De la fin de l’histoire, de l’espoir et de la leçon à tirer du récit de Mère Guinée
J’ai foi que mes enfants m’apporteront finalement, moi Guinée, du haut de mes 66 ans, ce cadeau tant attendu et cet ingrédient qui manquait sur ma liste des cadeaux années après années. Grâce à l’effort conjugué de toutes mes filles et tous mes fils, à force de travail honnête et de patriotisme sincère, j’aurai ce fagot de bois indispensable à tout développement. J’ai foi aussi que je vivrai pour voir arriver ce jour, pour allumer le feu permanent pour leur préparer un éternel repas comme je sais bien le faire afin de régaler convives, voisins et simples passants comme toi. Infini merci pour l’écoute, Passant. Que le Seigneur éclaire notre chemin. »

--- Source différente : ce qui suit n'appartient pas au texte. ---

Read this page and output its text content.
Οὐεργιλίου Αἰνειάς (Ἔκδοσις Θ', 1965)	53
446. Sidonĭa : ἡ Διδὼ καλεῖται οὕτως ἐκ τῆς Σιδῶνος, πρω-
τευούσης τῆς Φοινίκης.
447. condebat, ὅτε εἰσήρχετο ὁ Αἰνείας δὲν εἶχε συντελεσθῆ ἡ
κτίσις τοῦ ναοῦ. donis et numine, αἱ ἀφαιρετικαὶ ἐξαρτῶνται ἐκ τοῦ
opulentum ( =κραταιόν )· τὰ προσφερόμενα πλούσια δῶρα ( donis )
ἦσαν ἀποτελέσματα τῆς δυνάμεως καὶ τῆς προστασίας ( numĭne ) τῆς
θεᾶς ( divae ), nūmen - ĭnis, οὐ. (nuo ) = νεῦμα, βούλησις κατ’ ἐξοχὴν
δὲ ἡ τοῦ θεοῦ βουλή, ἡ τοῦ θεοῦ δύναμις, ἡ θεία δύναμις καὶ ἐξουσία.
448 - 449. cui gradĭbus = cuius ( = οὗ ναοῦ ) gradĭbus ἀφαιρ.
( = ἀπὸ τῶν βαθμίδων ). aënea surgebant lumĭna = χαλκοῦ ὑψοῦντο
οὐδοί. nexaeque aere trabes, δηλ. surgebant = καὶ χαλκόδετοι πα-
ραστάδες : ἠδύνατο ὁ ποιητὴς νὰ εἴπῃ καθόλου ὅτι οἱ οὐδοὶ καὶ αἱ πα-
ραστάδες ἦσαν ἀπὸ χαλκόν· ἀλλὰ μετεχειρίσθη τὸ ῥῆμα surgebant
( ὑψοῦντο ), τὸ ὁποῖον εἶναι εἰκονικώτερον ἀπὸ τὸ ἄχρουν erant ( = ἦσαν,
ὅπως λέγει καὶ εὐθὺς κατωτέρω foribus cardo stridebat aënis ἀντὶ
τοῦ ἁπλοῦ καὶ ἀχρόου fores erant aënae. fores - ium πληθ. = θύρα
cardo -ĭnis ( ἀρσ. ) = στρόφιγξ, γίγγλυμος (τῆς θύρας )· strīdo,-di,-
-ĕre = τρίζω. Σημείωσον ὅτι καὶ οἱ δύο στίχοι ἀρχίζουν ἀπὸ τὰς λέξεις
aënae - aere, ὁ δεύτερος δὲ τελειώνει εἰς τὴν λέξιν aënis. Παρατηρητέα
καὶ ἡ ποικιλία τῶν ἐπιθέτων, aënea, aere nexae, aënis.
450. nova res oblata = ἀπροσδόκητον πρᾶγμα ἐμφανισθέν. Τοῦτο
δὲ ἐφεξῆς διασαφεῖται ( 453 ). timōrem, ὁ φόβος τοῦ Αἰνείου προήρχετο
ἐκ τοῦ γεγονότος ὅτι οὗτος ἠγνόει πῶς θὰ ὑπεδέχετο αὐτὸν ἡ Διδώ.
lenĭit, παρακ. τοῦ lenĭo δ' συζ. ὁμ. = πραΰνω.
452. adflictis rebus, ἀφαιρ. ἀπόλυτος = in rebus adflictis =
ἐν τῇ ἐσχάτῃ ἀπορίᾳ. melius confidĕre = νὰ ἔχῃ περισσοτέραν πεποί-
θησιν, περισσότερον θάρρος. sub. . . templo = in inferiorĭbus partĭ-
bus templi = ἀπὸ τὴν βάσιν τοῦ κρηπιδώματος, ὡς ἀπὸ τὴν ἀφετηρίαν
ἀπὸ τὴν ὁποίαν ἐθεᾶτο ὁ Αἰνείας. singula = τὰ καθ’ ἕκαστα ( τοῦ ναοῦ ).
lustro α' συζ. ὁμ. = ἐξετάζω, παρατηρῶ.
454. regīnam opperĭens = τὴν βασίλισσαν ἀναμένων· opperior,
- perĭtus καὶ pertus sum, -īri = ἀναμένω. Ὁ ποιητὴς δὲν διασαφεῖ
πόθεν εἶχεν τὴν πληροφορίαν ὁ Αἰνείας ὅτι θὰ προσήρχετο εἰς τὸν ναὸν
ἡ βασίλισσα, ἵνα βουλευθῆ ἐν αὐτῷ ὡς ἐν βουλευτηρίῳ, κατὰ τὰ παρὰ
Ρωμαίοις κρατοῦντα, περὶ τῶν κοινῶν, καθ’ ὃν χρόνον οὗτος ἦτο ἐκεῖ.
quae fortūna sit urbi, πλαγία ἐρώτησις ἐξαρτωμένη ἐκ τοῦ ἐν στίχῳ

Soudain, notre dame disparut dans le brouillard comme elle nous est apparue et nous continuâmes notre chemin de retour, avec le soleil qui pointe déjà son bout de nez entre les monts Ley-Séré. Puissions-nous comprendre que Notre Grand Récit National Guinéen, notre destin collectif, surplombe notre récit individuel pris isolément comme nous l’indiquions dans un des nos recueils poèmes « Guinée-Nombril » ! Puissions-nous toutes et tous faire nôtre le récit que dessus et apporter ces « falima » de bois à notre Mère Guinée afin de bâtir notre pays pour nous et pour les générations futures !
Avec nos remerciements renouvelés à nos partenaires médias, à nos fidèles lectrices et lecteurs, nos vœux de bonne reprise après les vacances hivernales à toutes et tous et surtout bonne fête de l’indépendance à toutes les filles et à tous les fils de la Guinée.
Mamou, le 02 octobre 2024
–Juris Guineensis No 69
Me Thierno Souleymane BARRY, Ph.D
Docteur en droit, Université de Sherbrooke/Université Laval (Canada)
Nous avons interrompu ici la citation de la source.